C’est aujourd’hui  que le monde artistique va célébrer le plasticien Kalidou Kassé pour avoir réussi la prouesse de totaliser quarante ans  de bons et loyaux services au profit de l’art sénégalais. Du serment échangé avec son père à la visite du défunt milliardaire El Hadji Ndiouga Kébé, le Pinceau du Sahel remonte le temps et égrène 40 années d’une vie dédiée à l’art.

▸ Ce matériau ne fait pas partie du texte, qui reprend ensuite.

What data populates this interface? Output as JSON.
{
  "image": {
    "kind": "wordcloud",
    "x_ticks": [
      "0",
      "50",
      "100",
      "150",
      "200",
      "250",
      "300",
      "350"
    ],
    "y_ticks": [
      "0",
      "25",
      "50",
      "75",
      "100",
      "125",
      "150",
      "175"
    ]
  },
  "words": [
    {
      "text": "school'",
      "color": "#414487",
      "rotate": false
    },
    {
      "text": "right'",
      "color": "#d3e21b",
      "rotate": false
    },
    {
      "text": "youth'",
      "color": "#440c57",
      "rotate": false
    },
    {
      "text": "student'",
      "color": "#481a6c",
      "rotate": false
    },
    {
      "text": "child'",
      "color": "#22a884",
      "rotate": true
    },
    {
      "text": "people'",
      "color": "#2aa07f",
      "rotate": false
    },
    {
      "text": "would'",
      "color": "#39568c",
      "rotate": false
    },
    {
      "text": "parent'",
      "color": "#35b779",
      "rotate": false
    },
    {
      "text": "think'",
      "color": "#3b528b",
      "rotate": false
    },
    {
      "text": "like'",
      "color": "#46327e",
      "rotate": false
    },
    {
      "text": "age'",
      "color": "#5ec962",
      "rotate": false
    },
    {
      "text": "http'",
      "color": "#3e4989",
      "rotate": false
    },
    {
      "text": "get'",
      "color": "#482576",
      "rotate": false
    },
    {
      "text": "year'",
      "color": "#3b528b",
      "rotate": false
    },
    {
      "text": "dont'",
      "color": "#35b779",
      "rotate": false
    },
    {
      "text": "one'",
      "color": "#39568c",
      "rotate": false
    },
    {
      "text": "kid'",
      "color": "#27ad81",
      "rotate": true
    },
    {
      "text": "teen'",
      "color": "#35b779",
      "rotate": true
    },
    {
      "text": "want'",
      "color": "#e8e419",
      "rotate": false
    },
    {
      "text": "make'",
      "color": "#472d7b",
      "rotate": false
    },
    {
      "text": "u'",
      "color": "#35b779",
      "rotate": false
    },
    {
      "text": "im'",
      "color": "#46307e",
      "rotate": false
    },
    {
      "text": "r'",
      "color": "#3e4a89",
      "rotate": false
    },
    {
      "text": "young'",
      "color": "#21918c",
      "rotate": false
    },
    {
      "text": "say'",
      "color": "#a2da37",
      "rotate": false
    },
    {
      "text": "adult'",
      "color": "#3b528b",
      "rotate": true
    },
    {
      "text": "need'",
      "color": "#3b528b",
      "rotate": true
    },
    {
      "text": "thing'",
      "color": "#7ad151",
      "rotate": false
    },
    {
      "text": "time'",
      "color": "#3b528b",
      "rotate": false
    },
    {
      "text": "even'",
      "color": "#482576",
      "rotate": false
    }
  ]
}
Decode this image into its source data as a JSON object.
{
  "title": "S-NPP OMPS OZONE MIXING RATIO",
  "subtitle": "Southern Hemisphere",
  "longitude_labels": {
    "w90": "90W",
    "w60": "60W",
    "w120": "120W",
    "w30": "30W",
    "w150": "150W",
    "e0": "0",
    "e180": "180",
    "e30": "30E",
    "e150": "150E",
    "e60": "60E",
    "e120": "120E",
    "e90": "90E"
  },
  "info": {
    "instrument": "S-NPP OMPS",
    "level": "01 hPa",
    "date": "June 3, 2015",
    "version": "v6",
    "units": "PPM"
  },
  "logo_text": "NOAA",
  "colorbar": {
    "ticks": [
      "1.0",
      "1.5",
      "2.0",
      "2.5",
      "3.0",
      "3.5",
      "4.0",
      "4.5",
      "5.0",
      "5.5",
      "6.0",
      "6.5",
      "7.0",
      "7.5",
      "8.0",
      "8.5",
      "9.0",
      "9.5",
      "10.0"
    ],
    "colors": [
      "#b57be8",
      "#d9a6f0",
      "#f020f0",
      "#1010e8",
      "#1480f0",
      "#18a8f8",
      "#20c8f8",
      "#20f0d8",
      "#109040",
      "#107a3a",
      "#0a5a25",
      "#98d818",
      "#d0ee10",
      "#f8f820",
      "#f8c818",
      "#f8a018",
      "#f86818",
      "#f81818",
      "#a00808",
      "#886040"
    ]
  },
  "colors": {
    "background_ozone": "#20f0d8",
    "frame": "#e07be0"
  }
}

Pour devenir artiste, Kalidou Kassé a dû faire un pari avec son père qui voulait qu’il embrasse une autre carrière. 40 ans après, celui que l’on surnomme le Pinceau du Sahel peut être sûr d’avoir fait un pari gagnant car 40 ans de carrière, ça se fête. Et l’artiste-plasticien Kalidou Kassé a mis les petits plats dans les grands pour célébrer comme il se doit ces 40 années dédiées à l’art plastique. L’événement se déroule au Musées des civilisations noires du 27 novembre au 28 décembre prochain  avec comme point d’orgue l’exposition de 50 œuvres sorties du génie créateur de l’artiste. Intitulé «Guiss guiss bou bess»,  l’exposition donne «la nouvelle vision que l’artiste-plasticien veut qu’elle soit : globale, individuelle et collective pour refaire le monde, redire le monde». «Mon père voulait que je sois un agent des chemins de fer. Je ne voulais pas. Je lui ai dit que je voulais pratiquer l’art et que j’allais réussir. Je lui en avais fait le serment», se souvient Kalidou Kassé qui regrette l’absence de son père qui n’est plus de ce monde. Cela l’aurait rendu fier de le voir à ses côtés durant  la célébration des 40 ans de sa carrière. Il éprouve le même sentiment à l’égard  de sa mère qui l’aurait beaucoup influencé dans son choix d’embrasser une carrière  dans l’art. Il était très charmé par la dextérité de ses  mains versée dans  l‘art de sortir des boubous de son imagination fertile. «Ma mère était couturière, elle cousait des boubous, des draps de lit sans recourir à une machine à coudre», souligne celui qui avait une certaine affinité avec ses parents.  «C’étaient mes amis. J’avais de la compassion pour ma mère qui vivait dans une grande famille de polygame», se souvient Kalidou Kassé qui s’employait pour lui venir en aide dans les tâches qu’elle avait l’habitude de faire à la maison. Kalidou Kassé n’hésitait pas à se rendre  au marché pour lui acheter ce dont elle avait besoin pour faire la cuisine.

L’histoire du pari
Premier Sénégalais à ouvrir une galerie d’art au Point E, Kalidou Kassé a réussi à se forger un look singulier avec son béret sur la tête. «Au début, j’ai porté un torpédo. Mais ça ne me convenait pas, j’ai pris un béret», indique l’artiste qui dit avoir été influencé par son défunt père qui s’affichait avec ce look. «J’ai été influencé par mon père qui portait un  béret qui était très élégant. Il y a très longtemps. Parce qu’il était dans son atelier aux chemins de fer en train de travailler et portant son béret. La position m’a tellement plu  que j’ai décidé de porter un béret. C’est comme ça que c’est venu», se remémore M. Kassé qui reste attaché au  béret noir qui, de loin, reste sa couleur de préférence. «On m’offre beaucoup de bérets rouge, jaune, vert, blanc. Mais  je me sens très bien avec ce béret», note l’artiste-plasticien qui dit  avoir fait entre 300 et 400 expositions dans le monde. Ce petit fils de Salah Kassé a partagé avec sa mère la maison familiale à la Médina durant son enfance.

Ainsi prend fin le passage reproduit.